Swiss banks have added another 300 names to a public website listing accounts that have been dormant for at least 60 years. Since the list was started in December 2015, just 5% of dormant accounts have been claimed by descendants of the original depositor.
The dormant account register was started last year as a result of changes to the banking law. It obliges banks to publicise the names of account holders with whom contact has been lost for at least 60 years, provided the account holds at least CHF500 ($498).
They are not linked to the Swiss accounts of holocaust victims – a scandal that was resolved in 1998.
The original list of 2,600 accounts, containing CHF44 million in assets, will be updated annually. The 300 new names added on Wednesday are accounts from 1956 that have seen no activity or client contact since that year. They contain CHF8 million in assets.
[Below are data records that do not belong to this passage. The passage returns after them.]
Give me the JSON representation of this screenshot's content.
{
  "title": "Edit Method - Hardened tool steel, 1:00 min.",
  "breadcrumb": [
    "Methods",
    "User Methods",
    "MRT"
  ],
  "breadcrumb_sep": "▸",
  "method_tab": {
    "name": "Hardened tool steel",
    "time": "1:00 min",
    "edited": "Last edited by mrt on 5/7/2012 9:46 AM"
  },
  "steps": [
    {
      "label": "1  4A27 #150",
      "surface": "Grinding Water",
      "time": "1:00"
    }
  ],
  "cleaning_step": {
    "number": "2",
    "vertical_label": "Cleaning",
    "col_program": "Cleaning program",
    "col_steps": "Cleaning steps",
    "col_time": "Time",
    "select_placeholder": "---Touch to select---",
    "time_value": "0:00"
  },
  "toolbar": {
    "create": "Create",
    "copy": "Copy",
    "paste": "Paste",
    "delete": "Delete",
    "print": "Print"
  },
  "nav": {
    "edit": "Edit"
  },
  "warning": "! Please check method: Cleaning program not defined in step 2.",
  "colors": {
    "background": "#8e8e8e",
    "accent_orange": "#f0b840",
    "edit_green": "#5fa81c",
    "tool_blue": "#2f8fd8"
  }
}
Descendants of the depositor have one year to make a claim. This is extended to five years if contact between bank and client was lost in 1954 or earlier.
The paltry number of successful claims made so far could be attributed by the patchy information provided in the dormant accounts register. In some cases, the bank did not have the names of the account holder, let along birth dates or last known address.
Anti-money laundering laws in Switzerland have for two decades required that banks know their customer before accepting deposits, ending an old tradition of the secret numbered Swiss bank account.
In practice this means that banks can no longer open accounts from anonymous clients depositing suitcases of cash.